The problem is that most of us, when we’re watching, aren't thinking, Man, this game show is such a great example of how prioritizing ourselves—not simply enduring—can create a sustainable path to success. Even when the lesson is playing out on the screen. 

But if we translate the game into real life, the lifelines become more accessible in that view: 

Phone a friend is that person you don’t have to perform for. You don’t edit your texts or overthink the last thing you said. You feel grounded, safe to vent or to ask for help. You’re received as you are. 

50/50 is prioritization—what you cut, what you choose to focus on, what you leave behind to make life more manageable. 
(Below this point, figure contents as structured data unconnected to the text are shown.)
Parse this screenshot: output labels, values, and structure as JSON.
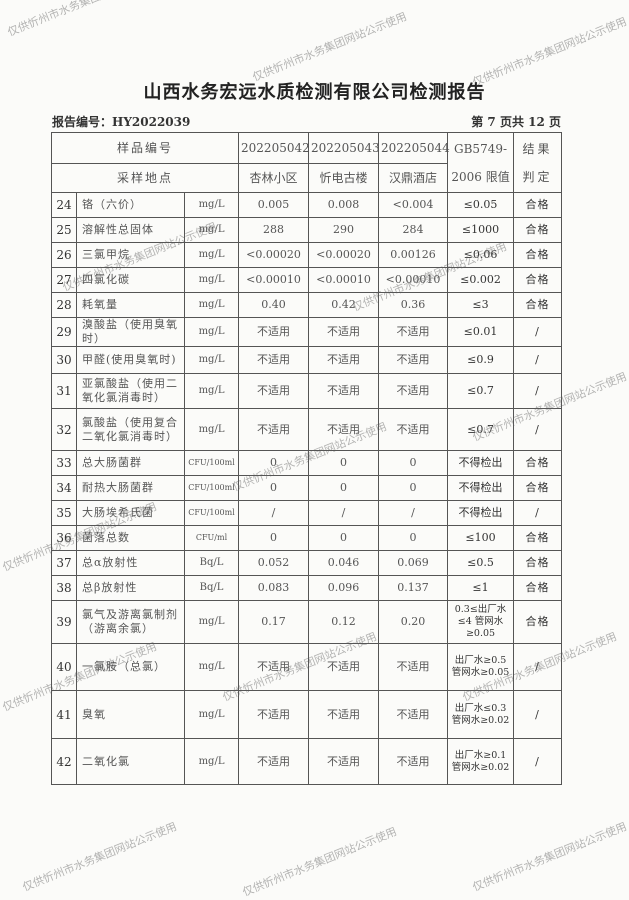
{
  "title": "山西水务宏远水质检测有限公司检测报告",
  "report_no": "报告编号：HY2022039",
  "page_info": "第 7 页共 12 页",
  "watermark": "仅供忻州市水务集团网站公示使用",
  "header": {
    "sample_no_label": "样品编号",
    "location_label": "采样地点",
    "sample_nos": [
      "202205042",
      "202205043",
      "202205044"
    ],
    "locations": [
      "杏林小区",
      "忻电古楼",
      "汉鼎酒店"
    ],
    "limit_label_1": "GB5749-",
    "limit_label_2": "2006 限值",
    "result_label_1": "结果",
    "result_label_2": "判定"
  },
  "rows": [
    {
      "no": "24",
      "name": "铬（六价）",
      "unit": "mg/L",
      "v": [
        "0.005",
        "0.008",
        "<0.004"
      ],
      "limit": "≤0.05",
      "result": "合格"
    },
    {
      "no": "25",
      "name": "溶解性总固体",
      "unit": "mg/L",
      "v": [
        "288",
        "290",
        "284"
      ],
      "limit": "≤1000",
      "result": "合格"
    },
    {
      "no": "26",
      "name": "三氯甲烷",
      "unit": "mg/L",
      "v": [
        "<0.00020",
        "<0.00020",
        "0.00126"
      ],
      "limit": "≤0.06",
      "result": "合格"
    },
    {
      "no": "27",
      "name": "四氯化碳",
      "unit": "mg/L",
      "v": [
        "<0.00010",
        "<0.00010",
        "<0.00010"
      ],
      "limit": "≤0.002",
      "result": "合格"
    },
    {
      "no": "28",
      "name": "耗氧量",
      "unit": "mg/L",
      "v": [
        "0.40",
        "0.42",
        "0.36"
      ],
      "limit": "≤3",
      "result": "合格"
    },
    {
      "no": "29",
      "name": "溴酸盐（使用臭氧时）",
      "unit": "mg/L",
      "v": [
        "不适用",
        "不适用",
        "不适用"
      ],
      "limit": "≤0.01",
      "result": "/"
    },
    {
      "no": "30",
      "name": "甲醛(使用臭氧时)",
      "unit": "mg/L",
      "v": [
        "不适用",
        "不适用",
        "不适用"
      ],
      "limit": "≤0.9",
      "result": "/"
    },
    {
      "no": "31",
      "name": "亚氯酸盐（使用二氧化氯消毒时）",
      "unit": "mg/L",
      "v": [
        "不适用",
        "不适用",
        "不适用"
      ],
      "limit": "≤0.7",
      "result": "/"
    },
    {
      "no": "32",
      "name": "氯酸盐（使用复合二氧化氯消毒时）",
      "unit": "mg/L",
      "v": [
        "不适用",
        "不适用",
        "不适用"
      ],
      "limit": "≤0.7",
      "result": "/"
    },
    {
      "no": "33",
      "name": "总大肠菌群",
      "unit": "CFU/100ml",
      "v": [
        "0",
        "0",
        "0"
      ],
      "limit": "不得检出",
      "result": "合格"
    },
    {
      "no": "34",
      "name": "耐热大肠菌群",
      "unit": "CFU/100ml",
      "v": [
        "0",
        "0",
        "0"
      ],
      "limit": "不得检出",
      "result": "合格"
    },
    {
      "no": "35",
      "name": "大肠埃希氏菌",
      "unit": "CFU/100ml",
      "v": [
        "/",
        "/",
        "/"
      ],
      "limit": "不得检出",
      "result": "/"
    },
    {
      "no": "36",
      "name": "菌落总数",
      "unit": "CFU/ml",
      "v": [
        "0",
        "0",
        "0"
      ],
      "limit": "≤100",
      "result": "合格"
    },
    {
      "no": "37",
      "name": "总α放射性",
      "unit": "Bq/L",
      "v": [
        "0.052",
        "0.046",
        "0.069"
      ],
      "limit": "≤0.5",
      "result": "合格"
    },
    {
      "no": "38",
      "name": "总β放射性",
      "unit": "Bq/L",
      "v": [
        "0.083",
        "0.096",
        "0.137"
      ],
      "limit": "≤1",
      "result": "合格"
    },
    {
      "no": "39",
      "name": "氯气及游离氯制剂（游离余氯）",
      "unit": "mg/L",
      "v": [
        "0.17",
        "0.12",
        "0.20"
      ],
      "limit": "0.3≤出厂水≤4 管网水≥0.05",
      "result": "合格"
    },
    {
      "no": "40",
      "name": "一氯胺（总氯）",
      "unit": "mg/L",
      "v": [
        "不适用",
        "不适用",
        "不适用"
      ],
      "limit": "出厂水≥0.5 管网水≥0.05",
      "result": "/"
    },
    {
      "no": "41",
      "name": "臭氧",
      "unit": "mg/L",
      "v": [
        "不适用",
        "不适用",
        "不适用"
      ],
      "limit": "出厂水≤0.3 管网水≥0.02",
      "result": "/"
    },
    {
      "no": "42",
      "name": "二氧化氯",
      "unit": "mg/L",
      "v": [
        "不适用",
        "不适用",
        "不适用"
      ],
      "limit": "出厂水≥0.1 管网水≥0.02",
      "result": "/"
    }
  ]
}
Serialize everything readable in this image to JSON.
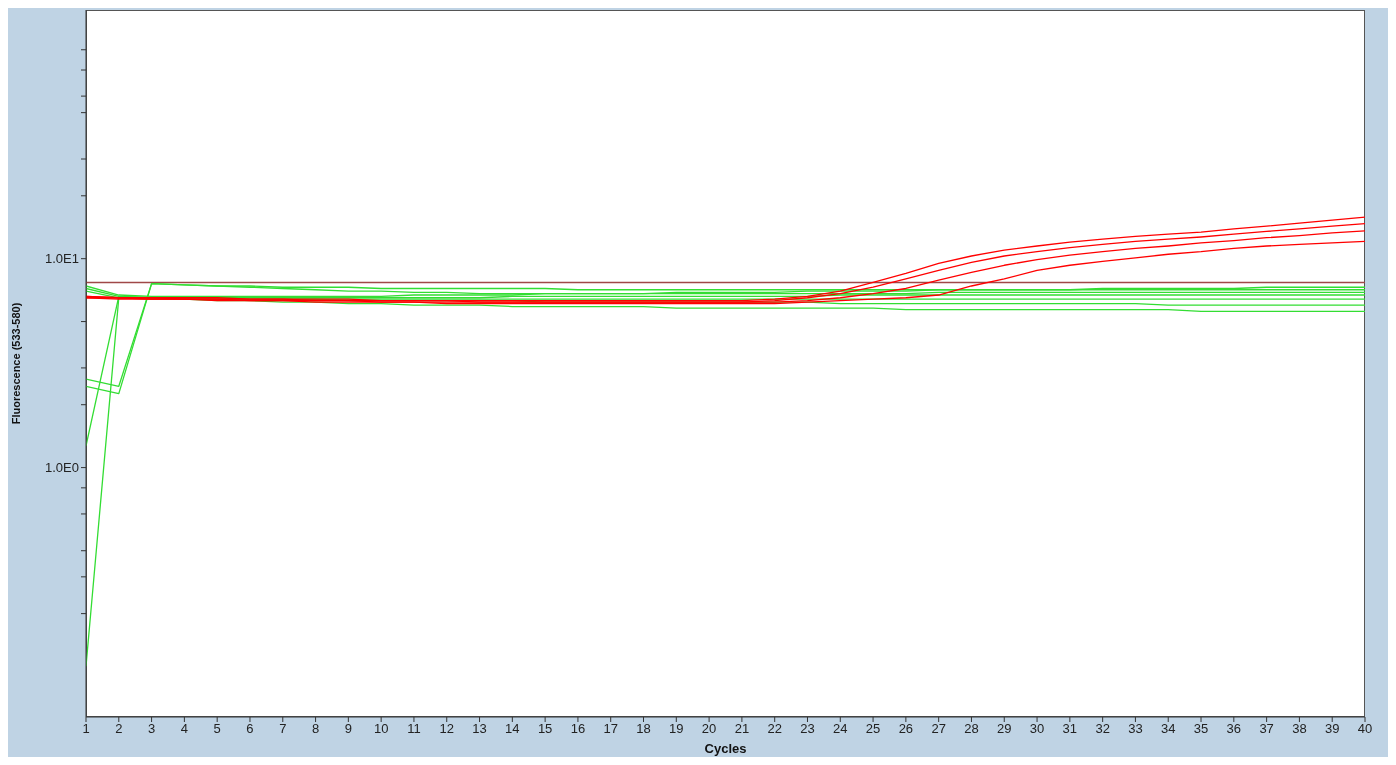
{
  "chart_data": {
    "type": "line",
    "xlabel": "Cycles",
    "ylabel": "Fluorescence (533-580)",
    "log": "y",
    "x": [
      1,
      2,
      3,
      4,
      5,
      6,
      7,
      8,
      9,
      10,
      11,
      12,
      13,
      14,
      15,
      16,
      17,
      18,
      19,
      20,
      21,
      22,
      23,
      24,
      25,
      26,
      27,
      28,
      29,
      30,
      31,
      32,
      33,
      34,
      35,
      36,
      37,
      38,
      39,
      40
    ],
    "xlim": [
      1,
      40
    ],
    "xticks": [
      1,
      2,
      3,
      4,
      5,
      6,
      7,
      8,
      9,
      10,
      11,
      12,
      13,
      14,
      15,
      16,
      17,
      18,
      19,
      20,
      21,
      22,
      23,
      24,
      25,
      26,
      27,
      28,
      29,
      30,
      31,
      32,
      33,
      34,
      35,
      36,
      37,
      38,
      39,
      40
    ],
    "ylim": [
      0.064,
      155
    ],
    "yticks": [
      {
        "value": 0.2,
        "label": null
      },
      {
        "value": 0.3,
        "label": null
      },
      {
        "value": 0.4,
        "label": null
      },
      {
        "value": 0.6,
        "label": null
      },
      {
        "value": 0.8,
        "label": null
      },
      {
        "value": 1,
        "label": "1.0E0"
      },
      {
        "value": 2,
        "label": null
      },
      {
        "value": 3,
        "label": null
      },
      {
        "value": 5,
        "label": null
      },
      {
        "value": 10,
        "label": "1.0E1"
      },
      {
        "value": 20,
        "label": null
      },
      {
        "value": 30,
        "label": null
      },
      {
        "value": 50,
        "label": null
      },
      {
        "value": 60,
        "label": null
      },
      {
        "value": 80,
        "label": null
      },
      {
        "value": 100,
        "label": null
      }
    ],
    "ref_lines": [
      {
        "axis": "y",
        "value": 7.7,
        "color": "#a04848"
      }
    ],
    "series": [
      {
        "color": "#33dd33",
        "values": [
          7.4,
          6.7,
          6.6,
          6.6,
          6.6,
          6.6,
          6.6,
          6.6,
          6.6,
          6.6,
          6.7,
          6.7,
          6.7,
          6.7,
          6.8,
          6.8,
          6.8,
          6.8,
          6.9,
          6.9,
          6.9,
          6.9,
          7.0,
          7.0,
          7.0,
          7.0,
          7.1,
          7.1,
          7.1,
          7.1,
          7.1,
          7.2,
          7.2,
          7.2,
          7.2,
          7.2,
          7.3,
          7.3,
          7.3,
          7.3
        ]
      },
      {
        "color": "#33dd33",
        "values": [
          7.2,
          6.6,
          6.5,
          6.5,
          6.4,
          6.4,
          6.4,
          6.4,
          6.3,
          6.3,
          6.3,
          6.3,
          6.3,
          6.3,
          6.2,
          6.2,
          6.2,
          6.2,
          6.2,
          6.2,
          6.2,
          6.2,
          6.2,
          6.1,
          6.1,
          6.1,
          6.1,
          6.1,
          6.1,
          6.1,
          6.1,
          6.1,
          6.1,
          6.0,
          6.0,
          6.0,
          6.0,
          6.0,
          6.0,
          6.0
        ]
      },
      {
        "color": "#33dd33",
        "values": [
          7.0,
          6.5,
          6.4,
          6.4,
          6.3,
          6.3,
          6.2,
          6.2,
          6.1,
          6.1,
          6.0,
          6.0,
          6.0,
          5.9,
          5.9,
          5.9,
          5.9,
          5.9,
          5.8,
          5.8,
          5.8,
          5.8,
          5.8,
          5.8,
          5.8,
          5.7,
          5.7,
          5.7,
          5.7,
          5.7,
          5.7,
          5.7,
          5.7,
          5.7,
          5.6,
          5.6,
          5.6,
          5.6,
          5.6,
          5.6
        ]
      },
      {
        "color": "#33dd33",
        "values": [
          1.27,
          6.6,
          6.5,
          6.5,
          6.5,
          6.5,
          6.5,
          6.5,
          6.5,
          6.5,
          6.5,
          6.5,
          6.5,
          6.6,
          6.6,
          6.6,
          6.6,
          6.6,
          6.6,
          6.6,
          6.6,
          6.6,
          6.6,
          6.7,
          6.7,
          6.7,
          6.7,
          6.7,
          6.7,
          6.7,
          6.7,
          6.7,
          6.7,
          6.7,
          6.7,
          6.7,
          6.7,
          6.7,
          6.7,
          6.7
        ]
      },
      {
        "color": "#33dd33",
        "values": [
          0.112,
          6.5,
          6.5,
          6.5,
          6.4,
          6.4,
          6.4,
          6.4,
          6.4,
          6.4,
          6.4,
          6.4,
          6.4,
          6.4,
          6.4,
          6.4,
          6.4,
          6.4,
          6.4,
          6.4,
          6.4,
          6.4,
          6.4,
          6.4,
          6.4,
          6.4,
          6.4,
          6.4,
          6.4,
          6.4,
          6.4,
          6.4,
          6.4,
          6.4,
          6.4,
          6.4,
          6.4,
          6.4,
          6.4,
          6.4
        ]
      },
      {
        "color": "#33dd33",
        "values": [
          2.65,
          2.45,
          7.6,
          7.5,
          7.4,
          7.4,
          7.3,
          7.3,
          7.3,
          7.2,
          7.2,
          7.2,
          7.2,
          7.2,
          7.2,
          7.1,
          7.1,
          7.1,
          7.1,
          7.1,
          7.1,
          7.1,
          7.1,
          7.1,
          7.1,
          7.1,
          7.1,
          7.1,
          7.1,
          7.1,
          7.1,
          7.1,
          7.1,
          7.1,
          7.1,
          7.1,
          7.1,
          7.1,
          7.1,
          7.1
        ]
      },
      {
        "color": "#33dd33",
        "values": [
          2.45,
          2.26,
          7.6,
          7.5,
          7.4,
          7.3,
          7.2,
          7.1,
          7.0,
          7.0,
          6.9,
          6.9,
          6.8,
          6.8,
          6.8,
          6.8,
          6.8,
          6.8,
          6.8,
          6.8,
          6.8,
          6.8,
          6.8,
          6.8,
          6.8,
          6.8,
          6.9,
          6.9,
          6.9,
          6.9,
          6.9,
          6.9,
          6.9,
          6.9,
          6.9,
          6.9,
          6.9,
          6.9,
          6.9,
          6.9
        ]
      },
      {
        "color": "#ff0000",
        "values": [
          6.6,
          6.5,
          6.5,
          6.5,
          6.5,
          6.4,
          6.4,
          6.4,
          6.4,
          6.3,
          6.3,
          6.3,
          6.3,
          6.3,
          6.3,
          6.3,
          6.3,
          6.3,
          6.3,
          6.3,
          6.3,
          6.4,
          6.6,
          7.0,
          7.7,
          8.5,
          9.5,
          10.3,
          11.0,
          11.5,
          12.0,
          12.4,
          12.8,
          13.1,
          13.4,
          13.9,
          14.3,
          14.8,
          15.3,
          15.8
        ]
      },
      {
        "color": "#ff0000",
        "values": [
          6.6,
          6.5,
          6.5,
          6.4,
          6.4,
          6.4,
          6.4,
          6.3,
          6.3,
          6.3,
          6.3,
          6.3,
          6.2,
          6.2,
          6.2,
          6.2,
          6.2,
          6.2,
          6.2,
          6.2,
          6.2,
          6.3,
          6.5,
          6.8,
          7.3,
          8.0,
          8.8,
          9.6,
          10.3,
          10.8,
          11.3,
          11.7,
          12.1,
          12.4,
          12.7,
          13.1,
          13.5,
          13.9,
          14.3,
          14.7
        ]
      },
      {
        "color": "#ff0000",
        "values": [
          6.5,
          6.5,
          6.4,
          6.4,
          6.4,
          6.3,
          6.3,
          6.3,
          6.3,
          6.2,
          6.2,
          6.2,
          6.2,
          6.2,
          6.2,
          6.2,
          6.2,
          6.2,
          6.2,
          6.2,
          6.2,
          6.2,
          6.3,
          6.5,
          6.8,
          7.2,
          7.9,
          8.6,
          9.3,
          9.9,
          10.4,
          10.8,
          11.2,
          11.5,
          11.9,
          12.2,
          12.6,
          12.9,
          13.3,
          13.6
        ]
      },
      {
        "color": "#ff0000",
        "values": [
          6.5,
          6.4,
          6.4,
          6.4,
          6.3,
          6.3,
          6.3,
          6.2,
          6.2,
          6.2,
          6.2,
          6.1,
          6.1,
          6.1,
          6.1,
          6.1,
          6.1,
          6.1,
          6.1,
          6.1,
          6.1,
          6.1,
          6.2,
          6.3,
          6.4,
          6.5,
          6.7,
          7.4,
          8.0,
          8.8,
          9.3,
          9.7,
          10.1,
          10.5,
          10.8,
          11.2,
          11.5,
          11.7,
          11.9,
          12.1
        ]
      }
    ]
  }
}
Ask the audience is your community, the people who say “I feel that way, too.” Your therapist who reframes your thoughts. The perspectives that shift and shape you. 

Walk away is learning to leave before you’ve exhausted yourself. It’s rest without earning it. It’s self-trust, boundaries, and mental health days. And often, it’s the hardest, most important, lifeline of them all because you’re choosing yourself over the game.

Sure, there’s something to be said for winning Millionaire without using a single lifeline. Those people are impressive as hell.

But the point is that success was never defined as playing alone. And honestly, there’s relief in that.